In the middle of the 19th century, the construction of the 926-metre-long Schwarzkopf Tunnel presented the engineers and miners with great challenges. The tunnel was to be constructed with almost no inclines, and the geographically shortest mountain crossing point was chosen. Geologically, however, this location was unfavourable because numerous water veins ran through the rock. This caused considerable maintenance costs. In 1957, the line was electrified and the tunnel was extensively rebuilt. After the end of railway operations in 2017, the miners' hard work was reversed and the tunnel is now backfilled for safety reasons.
You climb a little further uphill to the literal highlight of the tour. A wonderful viewpoint awaits you at the Pollaschdenkmaler.

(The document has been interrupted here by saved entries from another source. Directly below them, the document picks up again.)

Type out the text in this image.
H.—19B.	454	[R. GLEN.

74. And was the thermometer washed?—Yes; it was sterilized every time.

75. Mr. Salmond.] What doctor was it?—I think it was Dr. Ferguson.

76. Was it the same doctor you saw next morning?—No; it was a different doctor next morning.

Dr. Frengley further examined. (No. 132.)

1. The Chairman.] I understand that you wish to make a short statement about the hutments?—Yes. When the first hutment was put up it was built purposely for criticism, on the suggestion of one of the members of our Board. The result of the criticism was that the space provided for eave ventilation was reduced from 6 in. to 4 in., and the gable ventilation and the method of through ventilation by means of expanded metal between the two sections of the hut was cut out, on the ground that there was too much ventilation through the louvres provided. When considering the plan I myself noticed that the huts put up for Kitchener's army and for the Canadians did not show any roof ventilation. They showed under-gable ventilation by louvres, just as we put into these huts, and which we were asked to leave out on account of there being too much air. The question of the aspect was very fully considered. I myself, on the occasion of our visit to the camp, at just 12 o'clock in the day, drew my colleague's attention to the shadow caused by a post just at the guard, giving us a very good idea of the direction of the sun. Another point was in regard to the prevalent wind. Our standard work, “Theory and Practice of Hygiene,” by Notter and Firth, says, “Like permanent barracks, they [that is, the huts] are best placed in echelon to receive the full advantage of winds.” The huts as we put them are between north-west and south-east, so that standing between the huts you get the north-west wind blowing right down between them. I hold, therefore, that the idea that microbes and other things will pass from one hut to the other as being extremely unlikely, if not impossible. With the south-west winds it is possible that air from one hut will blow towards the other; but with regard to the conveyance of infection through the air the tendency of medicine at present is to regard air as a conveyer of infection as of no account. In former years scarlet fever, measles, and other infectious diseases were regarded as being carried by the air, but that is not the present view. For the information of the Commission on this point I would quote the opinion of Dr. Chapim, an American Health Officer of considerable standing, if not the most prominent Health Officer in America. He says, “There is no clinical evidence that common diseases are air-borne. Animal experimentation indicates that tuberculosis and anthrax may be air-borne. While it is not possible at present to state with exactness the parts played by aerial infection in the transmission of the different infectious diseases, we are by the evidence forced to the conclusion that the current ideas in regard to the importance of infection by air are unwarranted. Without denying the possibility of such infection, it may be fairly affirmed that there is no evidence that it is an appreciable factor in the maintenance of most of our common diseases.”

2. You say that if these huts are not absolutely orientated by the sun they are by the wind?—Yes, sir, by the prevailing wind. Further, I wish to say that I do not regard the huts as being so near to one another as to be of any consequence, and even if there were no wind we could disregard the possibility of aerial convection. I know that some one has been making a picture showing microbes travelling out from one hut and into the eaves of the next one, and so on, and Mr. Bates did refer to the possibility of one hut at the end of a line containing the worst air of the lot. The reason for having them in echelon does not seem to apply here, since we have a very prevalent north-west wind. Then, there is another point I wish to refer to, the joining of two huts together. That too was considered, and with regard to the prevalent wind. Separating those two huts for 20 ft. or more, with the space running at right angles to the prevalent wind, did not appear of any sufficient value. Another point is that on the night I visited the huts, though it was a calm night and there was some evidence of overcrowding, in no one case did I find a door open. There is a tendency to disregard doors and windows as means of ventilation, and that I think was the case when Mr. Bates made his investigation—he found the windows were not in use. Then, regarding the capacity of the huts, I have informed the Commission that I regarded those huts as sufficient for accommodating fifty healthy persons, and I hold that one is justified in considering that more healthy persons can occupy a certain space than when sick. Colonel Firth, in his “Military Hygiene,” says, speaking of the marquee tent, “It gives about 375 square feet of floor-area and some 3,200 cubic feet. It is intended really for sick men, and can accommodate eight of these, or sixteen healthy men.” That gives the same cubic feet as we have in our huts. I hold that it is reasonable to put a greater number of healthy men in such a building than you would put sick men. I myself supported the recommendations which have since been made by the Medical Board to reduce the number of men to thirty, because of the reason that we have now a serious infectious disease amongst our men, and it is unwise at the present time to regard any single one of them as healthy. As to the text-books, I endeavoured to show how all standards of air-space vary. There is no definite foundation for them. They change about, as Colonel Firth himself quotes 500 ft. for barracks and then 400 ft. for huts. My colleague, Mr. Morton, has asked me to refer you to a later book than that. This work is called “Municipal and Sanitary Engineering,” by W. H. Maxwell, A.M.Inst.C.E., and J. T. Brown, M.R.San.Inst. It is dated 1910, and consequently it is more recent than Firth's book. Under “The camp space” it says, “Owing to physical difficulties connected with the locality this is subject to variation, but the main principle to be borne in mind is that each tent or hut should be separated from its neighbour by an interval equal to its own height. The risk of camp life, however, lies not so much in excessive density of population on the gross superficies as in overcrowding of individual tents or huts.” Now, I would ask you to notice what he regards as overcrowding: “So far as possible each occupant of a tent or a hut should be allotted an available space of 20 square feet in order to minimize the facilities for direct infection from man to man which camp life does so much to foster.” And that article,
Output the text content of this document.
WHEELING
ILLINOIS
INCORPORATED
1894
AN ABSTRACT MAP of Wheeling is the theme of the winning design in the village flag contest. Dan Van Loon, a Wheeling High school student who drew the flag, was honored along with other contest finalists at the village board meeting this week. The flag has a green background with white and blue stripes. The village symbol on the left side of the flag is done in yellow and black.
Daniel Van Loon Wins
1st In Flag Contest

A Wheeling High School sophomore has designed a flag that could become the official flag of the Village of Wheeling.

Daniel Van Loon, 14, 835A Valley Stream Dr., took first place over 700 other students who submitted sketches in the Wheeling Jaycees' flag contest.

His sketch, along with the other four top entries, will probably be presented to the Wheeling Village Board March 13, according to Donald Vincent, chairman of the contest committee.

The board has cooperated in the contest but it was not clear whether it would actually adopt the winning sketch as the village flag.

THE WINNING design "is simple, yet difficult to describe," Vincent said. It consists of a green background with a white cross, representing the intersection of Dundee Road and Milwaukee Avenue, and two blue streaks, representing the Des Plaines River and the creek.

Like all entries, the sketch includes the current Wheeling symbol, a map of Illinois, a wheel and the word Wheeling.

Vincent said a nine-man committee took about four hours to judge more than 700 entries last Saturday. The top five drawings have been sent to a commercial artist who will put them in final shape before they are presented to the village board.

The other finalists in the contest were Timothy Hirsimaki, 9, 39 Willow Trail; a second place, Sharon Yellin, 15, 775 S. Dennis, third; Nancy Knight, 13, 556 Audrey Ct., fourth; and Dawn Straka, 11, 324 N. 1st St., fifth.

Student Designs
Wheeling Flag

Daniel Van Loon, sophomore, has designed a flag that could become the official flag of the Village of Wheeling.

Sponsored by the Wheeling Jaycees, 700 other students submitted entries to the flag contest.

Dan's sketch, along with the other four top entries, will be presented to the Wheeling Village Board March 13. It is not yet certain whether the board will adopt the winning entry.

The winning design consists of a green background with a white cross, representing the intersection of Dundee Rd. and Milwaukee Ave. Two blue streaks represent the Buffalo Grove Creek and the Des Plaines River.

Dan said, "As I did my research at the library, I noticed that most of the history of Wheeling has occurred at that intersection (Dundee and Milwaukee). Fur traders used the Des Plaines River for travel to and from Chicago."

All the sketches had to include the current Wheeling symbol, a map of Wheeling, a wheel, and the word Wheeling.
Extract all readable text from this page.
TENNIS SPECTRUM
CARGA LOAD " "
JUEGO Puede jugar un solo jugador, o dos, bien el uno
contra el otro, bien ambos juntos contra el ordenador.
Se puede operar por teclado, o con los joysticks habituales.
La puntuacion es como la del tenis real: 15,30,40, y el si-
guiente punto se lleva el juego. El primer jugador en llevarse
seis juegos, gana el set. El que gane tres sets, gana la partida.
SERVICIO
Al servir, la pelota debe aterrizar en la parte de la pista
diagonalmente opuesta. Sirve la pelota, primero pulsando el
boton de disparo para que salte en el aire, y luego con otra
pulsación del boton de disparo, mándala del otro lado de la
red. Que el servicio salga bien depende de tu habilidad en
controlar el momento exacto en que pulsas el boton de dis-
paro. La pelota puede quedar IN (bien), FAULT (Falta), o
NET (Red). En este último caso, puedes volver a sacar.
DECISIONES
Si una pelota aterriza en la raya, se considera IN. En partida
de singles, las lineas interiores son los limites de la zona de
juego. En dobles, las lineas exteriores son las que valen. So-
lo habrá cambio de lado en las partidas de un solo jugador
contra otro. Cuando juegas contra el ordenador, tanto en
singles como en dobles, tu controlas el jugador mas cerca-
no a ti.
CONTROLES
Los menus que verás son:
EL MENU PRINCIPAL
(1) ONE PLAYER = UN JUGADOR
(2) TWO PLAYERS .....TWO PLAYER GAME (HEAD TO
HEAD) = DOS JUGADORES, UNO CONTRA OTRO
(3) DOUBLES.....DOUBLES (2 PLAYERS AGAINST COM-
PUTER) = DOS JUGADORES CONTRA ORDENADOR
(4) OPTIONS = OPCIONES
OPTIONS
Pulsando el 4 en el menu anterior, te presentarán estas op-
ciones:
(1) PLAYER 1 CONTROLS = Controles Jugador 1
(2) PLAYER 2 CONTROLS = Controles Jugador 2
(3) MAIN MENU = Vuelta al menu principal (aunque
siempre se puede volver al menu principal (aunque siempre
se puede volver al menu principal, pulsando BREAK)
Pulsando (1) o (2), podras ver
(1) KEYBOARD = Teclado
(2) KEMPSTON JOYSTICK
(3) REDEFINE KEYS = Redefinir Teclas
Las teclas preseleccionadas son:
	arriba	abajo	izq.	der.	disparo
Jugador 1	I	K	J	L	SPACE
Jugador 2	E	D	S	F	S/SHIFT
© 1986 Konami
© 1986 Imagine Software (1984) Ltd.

The memorial at Pollasch is 400 metres above zero. On the road between the "Sieben Wege" junction and Heigenbrücken, it commemorates 140 Spessart friends who fell in the First World War and urges peace. The memorial dates from 1927 and is striking for its very modern design, which is simple and modern. The Spessartbund commemorates its dead there every year on the second Sunday in October.
The impressive view from the Pollasch reaches far into the Laufach and Aschaff valleys, over Aschaffenburg to the Odenwald. In 1934, a hut was built here in memory of the head forester Christian Wodianka, which still offers hikers shelter today.
From Pollasch, the descent is sometimes quite steep through dense Spessart forest - at first parallel to the road and then on a comfortable forest path. It's just as well that there is an opportunity to cool off at the entrance to Heigenbrücken. In 1929, a spring swimming pool was opened at the bottom of the valley, which was a much-visited attraction for decades. In 2009, the natural swimming pool was reopened after extensive modernisation work. You can cool off from the inside, enjoy fresh local cuisine or culinary delights right next door at the Landgasthof Hochspessart (tel. 06020 - 9720) or the Villa Marburg (tel. 06020 979990).
While at the starting point of today's tour iron ore was decisive for the development, in the destination and today's climatic health resort Heigenbrücken glass production used to be the main focus. Here there was sufficient red quartz sand and wood as energy suppliers for the glass melting process.
Take a look at the old Heigenbrücken railway station from 1890 with the second tunnel portal before finally heading to the new stopping point on the railway line.